Benefits of using the version catalog
The version catalog makes using a specific version, including from a BOM, trivial. However, sometimes you want to use a different version -- perhaps for development (to test using a snapshot of a library) or to support older features (i.e., you want to use an old version of a library). That's easy to do with a version catalog, because a version catalog does not change your build.
If you import a bundle, you get the versions included in that bundle. Overriding a specific library from the bundle is certainly doable; you just use the exclude() method in the Gradle ExternalModuleDependency mechanism, followed by whatever you might need to include.
For example, imagine that you have a version catalog that defines multiple libraries in a given bundle bundleOne: com.theserverside:a:1.0, com.theserverside:b:1.1, and com.theserverside:c:1.3, and you've realized that you actually need version 1.0 of library b. This would look like the following:
dependencies {
implementation(libs.bundle.bundleOne) {
exclude("com.theserverside:b")
}
implementation("com.theserverside:b:1.0")
}
This would pull in libraries a and c from the bundle, excluding library b, allowing us to specify the exact version we need in the classpath.
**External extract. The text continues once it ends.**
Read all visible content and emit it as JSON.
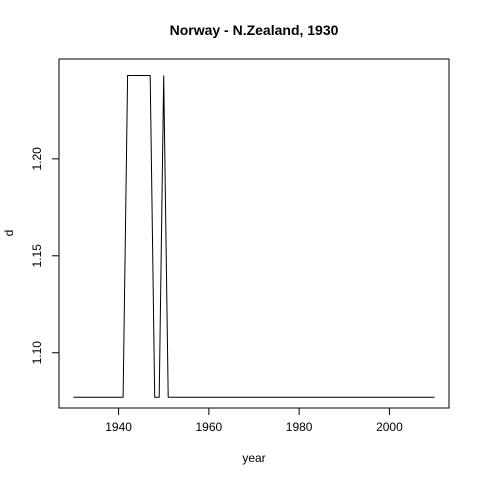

Minor tradeoffs with Gradle dependency version management
Is all of this perfect? No, it isn't.
For one thing, I haven't found a way around importing the BOMs before the bundles. The version comes from the imported BOM for the bundles, unless the bundles specifically include the versions themselves. You either include the BOM and get the benefit of it, or you include the BOM in the catalog for no good reason because you must manually specify the versions anyway.
Also, importing a BOM makes the versions visible for the catalog. You still must specify the library dependencies themselves. Because Gradle is imperative, you could theoretically fetch the BOM and iterate through its dependencies, which creates the library references as you proceed. This might be nontrivial, however, because a BOM has multiple formats.
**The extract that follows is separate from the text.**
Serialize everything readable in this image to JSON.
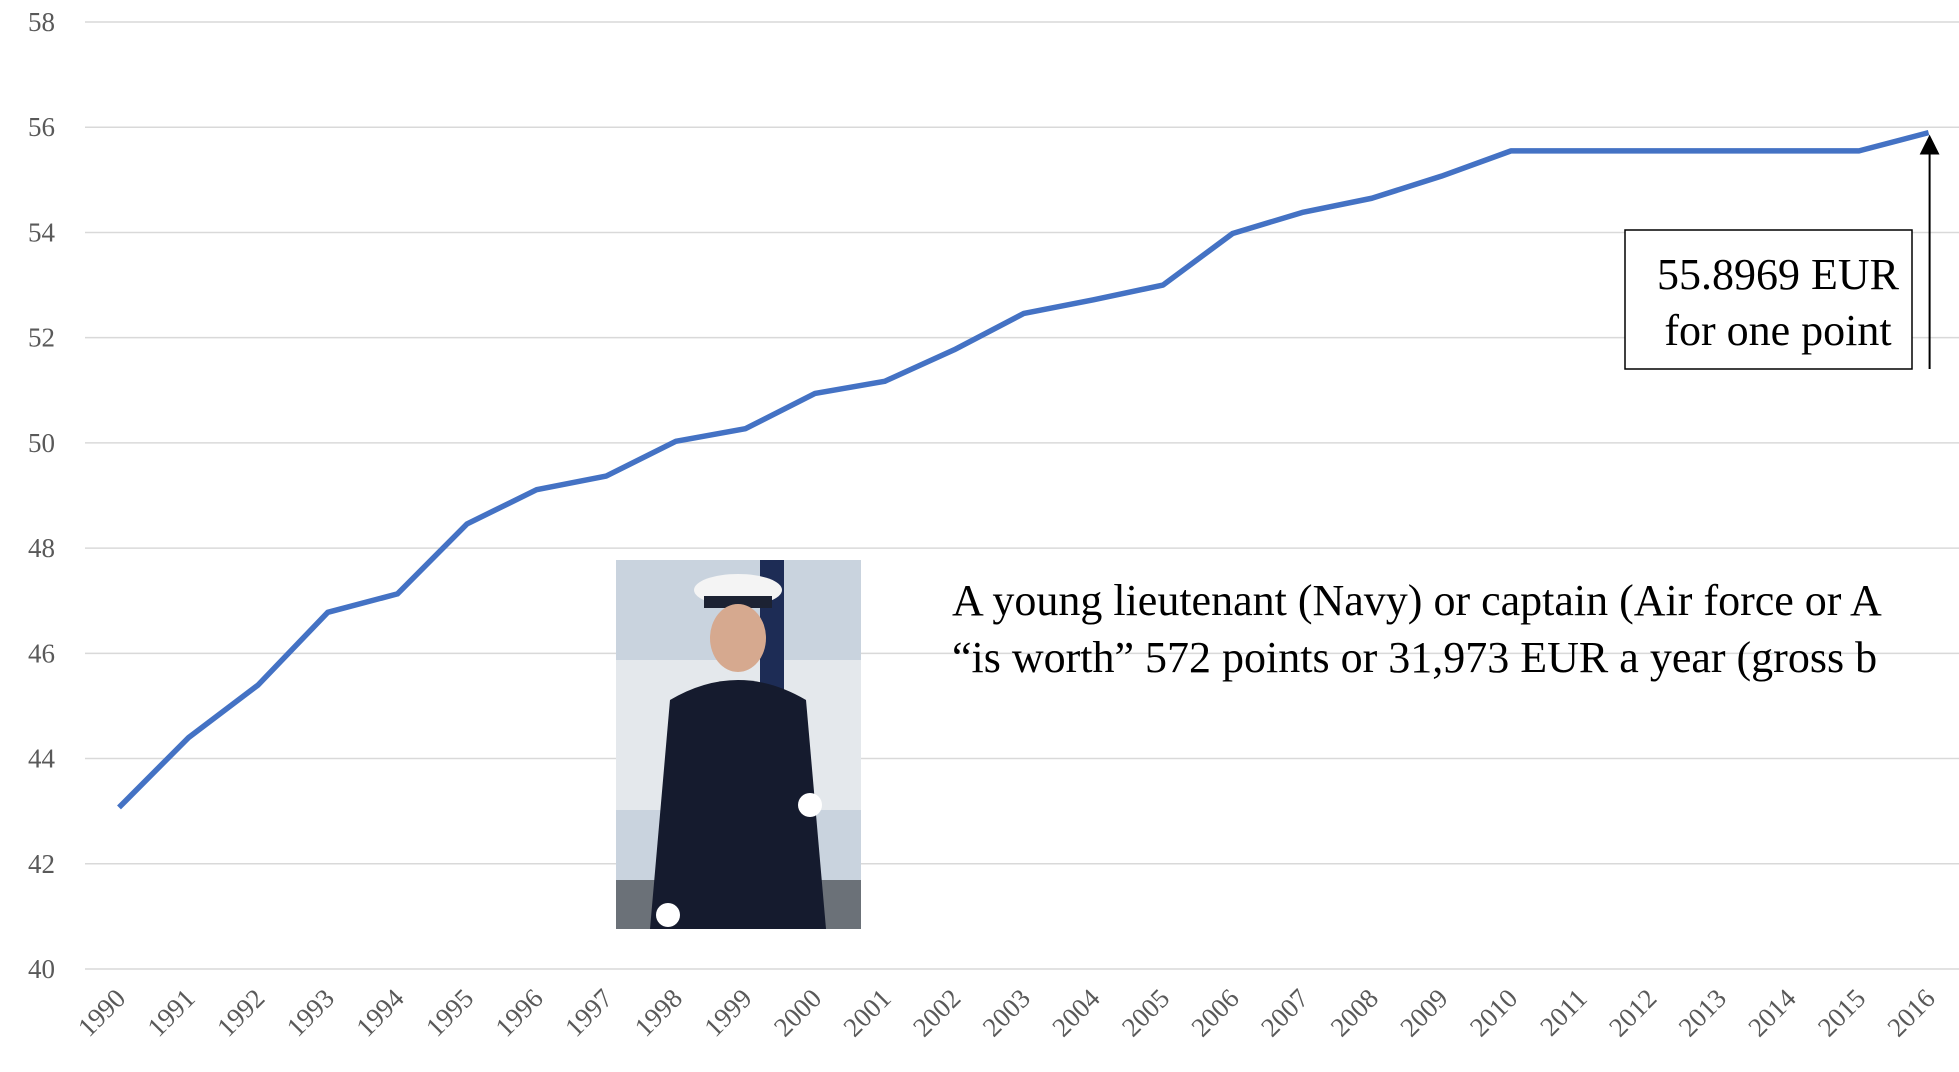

Lastly, bundles don't have scopes attached to them. We import a bundle at a scope, such as api, implementation, testImplementation, and everything in that bundle is imported at that scope. We can't define a mongodb bundle that includes a MongoDB driver for implementation scope, and then a testcontainers-mongodb library for testImplementation scope in the same bundle. We'd have both libs.bundles.mongodb and libs.bundles.test.mongodb bundles, and import them at the proper visibility.
However, these are minor caveats. Even if they were severe, they're addressable, and they hardly make the version catalogs impossible to use.